De cerca estaban aun mejor de lo que me había parecido desde el bar. Eran sensacionales. Les dije no sé qué e invité a la morena, Lou, a bailar el slow que el pinchadiscos acababa de encontrar en el montón. ¡Dios mío! Daba gracias al cielo y al tipo que se había mandado hacer el smoking de mi talla. La ceñí a mi un poco más de lo que se acostumbra, pero de todos modos no me atrevía a pegarme a su cuerpo como nos pegábamos unos con otros, cuando nos apetecía, los de la banda. Se había perfumado con algo complicado, seguramente muy caro: diría que un perfume francés. Tenía el pelo negro recogido hacia un lado de la cabeza, y ojos amarillos de gato salvaje en una pálida cara triangular; y su cuerpo… Mejor no pensar en él. Su vestido se sostenía solo, no sé cómo, porque no habla nada de donde colgara, ni en la espalda ni alrededor del cuello, nada, sólo sus pechos, pero, todo hay que decirlo, unos pechos tan duros y agudos como aquéllos habrían podido aguantar el peso de dos docenas de vestidos como el que llevaba. La desplacé un poco hacia la derecha, y por la abertura de mi smoking sentía el pezón a través de mi camisa de seda, contra mi pecho. A las demás se les notaba el reborde de las bragas a través de la tela, a la altura de los muslos, pero ésta debía de arreglarse de otra forma, porque su línea, de los hombros a los tobillos, era tan regular como un chorro de leche. A pesar de todo, me animé a dirigirle la palabra. Lo hice tan pronto como recobré el aliento.

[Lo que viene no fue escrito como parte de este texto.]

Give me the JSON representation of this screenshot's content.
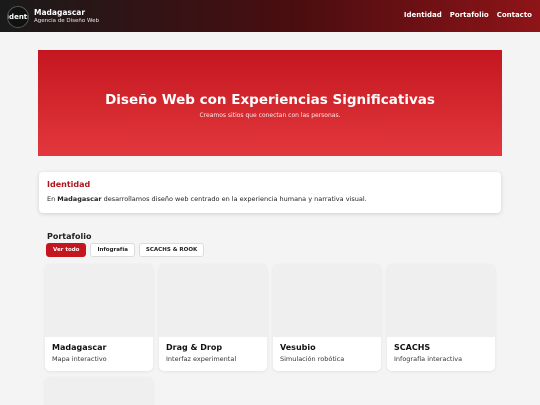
{
  "header": {
    "logo_text": "Identi",
    "brand_name": "Madagascar",
    "brand_tagline": "Agencia de Diseño Web",
    "nav": [
      "Identidad",
      "Portafolio",
      "Contacto"
    ]
  },
  "hero": {
    "title": "Diseño Web con Experiencias Significativas",
    "subtitle": "Creamos sitios que conectan con las personas."
  },
  "identity": {
    "title": "Identidad",
    "text_prefix": "En ",
    "text_bold": "Madagascar",
    "text_suffix": " desarrollamos diseño web centrado en la experiencia humana y narrativa visual."
  },
  "portfolio": {
    "title": "Portafolio",
    "filters": [
      "Ver todo",
      "Infografía",
      "SCACHS & ROOK"
    ],
    "active_filter": "Ver todo",
    "items": [
      {
        "name": "Madagascar",
        "desc": "Mapa interactivo"
      },
      {
        "name": "Drag & Drop",
        "desc": "Interfaz experimental"
      },
      {
        "name": "Vesubio",
        "desc": "Simulación robótica"
      },
      {
        "name": "SCACHS",
        "desc": "Infografía interactiva"
      }
    ]
  },
  "colors": {
    "accent": "#c4161f",
    "hero_gradient": [
      "#c4161f",
      "#e2383d"
    ],
    "topbar_gradient": [
      "#1a1a1a",
      "#8e1418"
    ],
    "background": "#f4f4f4"
  }
}
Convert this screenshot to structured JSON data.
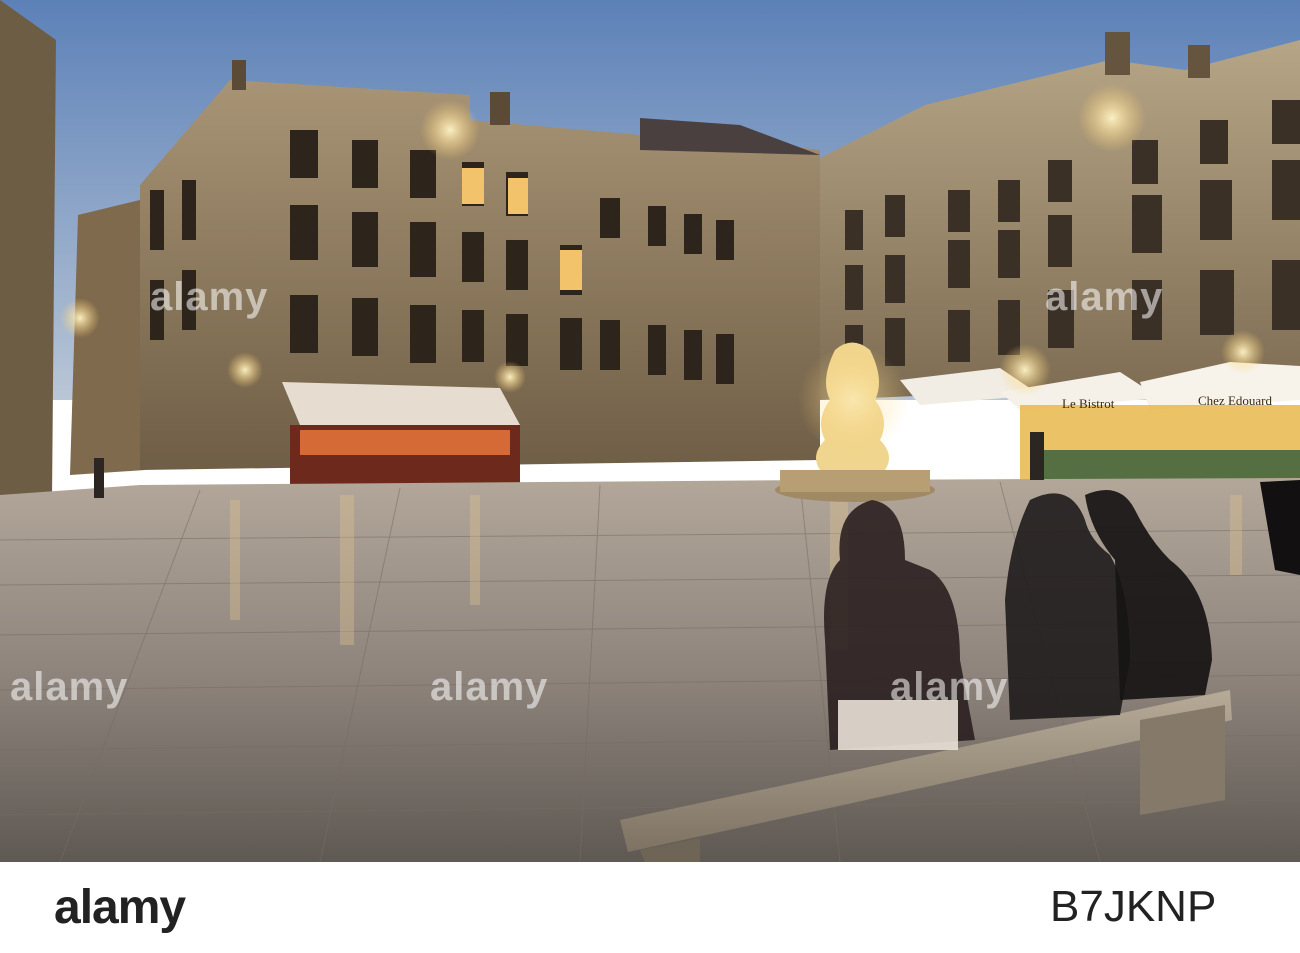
{
  "photo": {
    "sign_left": "Chez Edouard",
    "sign_right": "Le Bistrot"
  },
  "watermarks": [
    "alamy",
    "alamy",
    "alamy",
    "alamy",
    "alamy"
  ],
  "footer": {
    "brand": "alamy",
    "image_code": "B7JKNP"
  },
  "colors": {
    "sky": "#7a9cc6",
    "stone": "#c9b48c",
    "pavement": "#9a8f86",
    "lamp": "#ffd58a"
  }
}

– ¿Cómo es que no se deja ver nunca por aquí?

– Sí que me dejo ver. La prueba es que estoy aquí.

Se echó un poco hacia atrás para mirarme. Era bastante más alto que ella.

– Quiero decir, por la ciudad…

– Me vería si viniera usted a Prixville.

– Entonces me parece que me voy a buscar una casa en Prixville.

Dudé un poco antes de soltarle esto. No quería precipitarme, pero con esta clase de chicas nunca se sabe. Hay que correr el riesgo. No pareció emocionarle. Sonrió un poco, pero su mirada se mantenía fría.

– Ni aun así podría tener la seguridad de verme…

– Me imagino que debe de haber no pocos aficionados…

Decididamente, me lancé a lo bestia. Ninguna persona de mirada fría se viste de esa forma.